O jornalista Peter Osborne joga uma vista de olhos ao assunto da soberania num artigo recentemente publicado no Telegraph. Vai um extracto:
"Não pode se negar que Irlanda perdeu seu estatuto de nação soberana. Graças a seu desastroso enmaranhamento no euro, perdeu toda independência em política interior, exterior e, sobretudo, económica. A nação irlandesa é a criatura de Bruxelas e do Banco Central Europeu. O premiê irlandês converteu-se num procónsul destinado por Bruxelas em Dublín. Brian Lenihan, o ministro de finanças, é como o gestor ultramarinho de uma filial de Bruxelas. Para quem amamos Irlanda, isto é miserável e deprimente, mas há que recordar que análogo destino aguarda a muitos outros países europeus. Grécia já está a fazer o que lhe ditam o FMI e o BCE; cedo ocorrerá o mesmo em Portugal e, a seu devido tempo, em Espanha." ["Ireland tens lost its sovereignty and is now the creature of Brussels - thanks to the euro", Peter Oborne, Telegraph.]
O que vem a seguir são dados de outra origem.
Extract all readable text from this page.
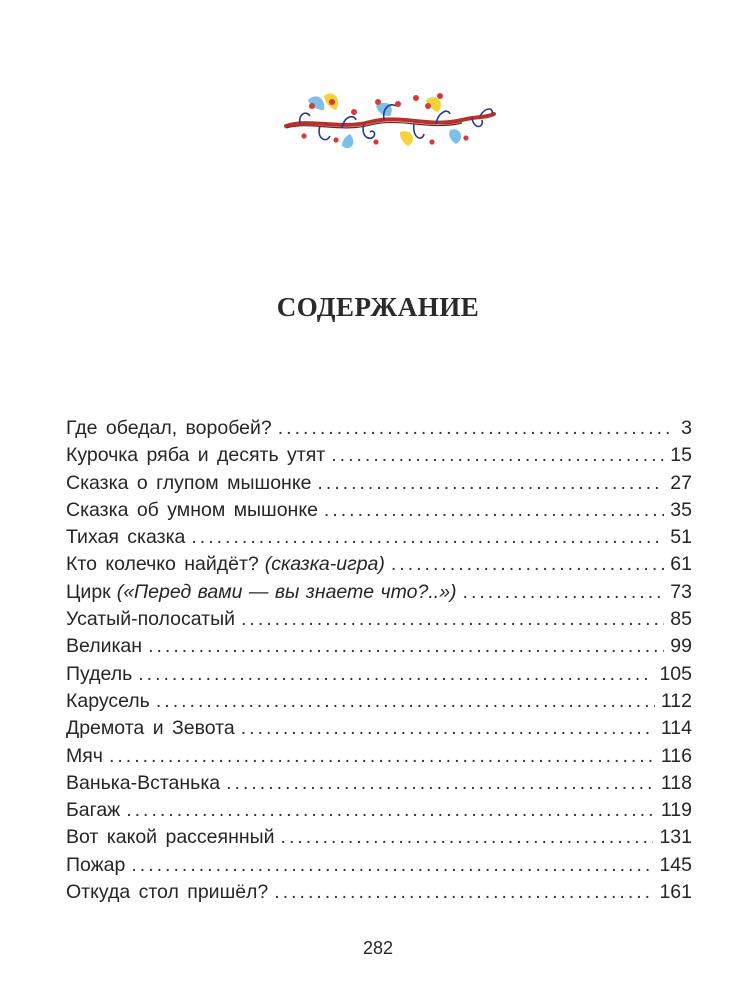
СОДЕРЖАНИЕ
Где обедал, воробей? .....	3
Курочка ряба и десять утят .....	15
Сказка о глупом мышонке .....	27
Сказка об умном мышонке .....	35
Тихая сказка .....	51
Кто колечко найдёт? (сказка-игра) .....	61
Цирк («Перед вами — вы знаете что?..») .....	73
Усатый-полосатый .....	85
Великан .....	99
Пудель .....	105
Карусель .....	112
Дремота и Зевота .....	114
Мяч .....	116
Ванька-Встанька .....	118
Багаж .....	119
Вот какой рассеянный .....	131
Пожар .....	145
Откуда стол пришёл? .....	161
282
Não está sozinho Osborne na ideia de que Irlanda comete um erro permanecendo na União Européia. O *columnista do Telegraph Ed West vê as coisas da mesma maneira, mas descreve a aliança UE/Irlanda em termos ainda mais sombrios, como um "pacto suicida":
"Irlanda sente uma atração histórica para Europa continental como libertadora do jugo britânico, mas o vínculo é talvez ainda mais profundo, se remontando aos monges que preservaram a civilização ocidental durante as épocas obscuras. Irlanda, mais que a maioria de países, se sente profundamente européia, e sua catolicismo foi sempre uma parte disso. Não é pura coincidência que quando o catolicismo começou a declinar, Irlanda adoptasse uma ideologia substitutiva, o sonho de Bruxelas. Ou o pacto suicida mais enorme do mundo, como creio eu?
"A que se empenhar durante 800 anos em se sacudir o jugo britânico para terminar baixo a espada da UE? Dito isto, ninguém em Irlanda vai tão longe na oposição à UE como o UKIP [Partido pela Independência do Reino Unido] ou muitos conservadores tories"
"O projecto europeu era uma ideia utópica fundada, não na lógica prática, senão numa visão idealista, e tinha um sozinho propósito em mente: a união política total. No caminho para ela, seus arquitectos mentiram repetidamente à opinião publica, particularmente no processo de criação de uma sozinha moeda, coisa para a que a lógica mais elementar sugere a necessidade de uma unificação política prévia." ["Ireland's smug, Euroloving elite tens led their country to ruins - 'Little Englanders' saved ours", Ed West, Telegraph.]
A crise financeira levou-se por diante boa parte do simulacro que rodeava à UE dos 16 países. Nenhum deles segue já esvardalhando sobre o final das guerras e sobre um presente e um futuro de prosperidade compartilhada. O foco deslocou-se para a necessidade de que os trabalhadores se apertem o cinto e para a habilitação de pára-quedas de ouro para banqueiros e tedores de bonos. Em outras palavras, as elites estão a livrar a implacável guerra de classes de sempre, só que, desta vez, parapetados depois da fachada da unidade européia. Para valer quer Irlanda ser parte nessa farsa?
É hora de que Irlanda abandone a UE e dê plantón ao Superestado mau nascido. Deveria tê-lo facto faz muitos anos.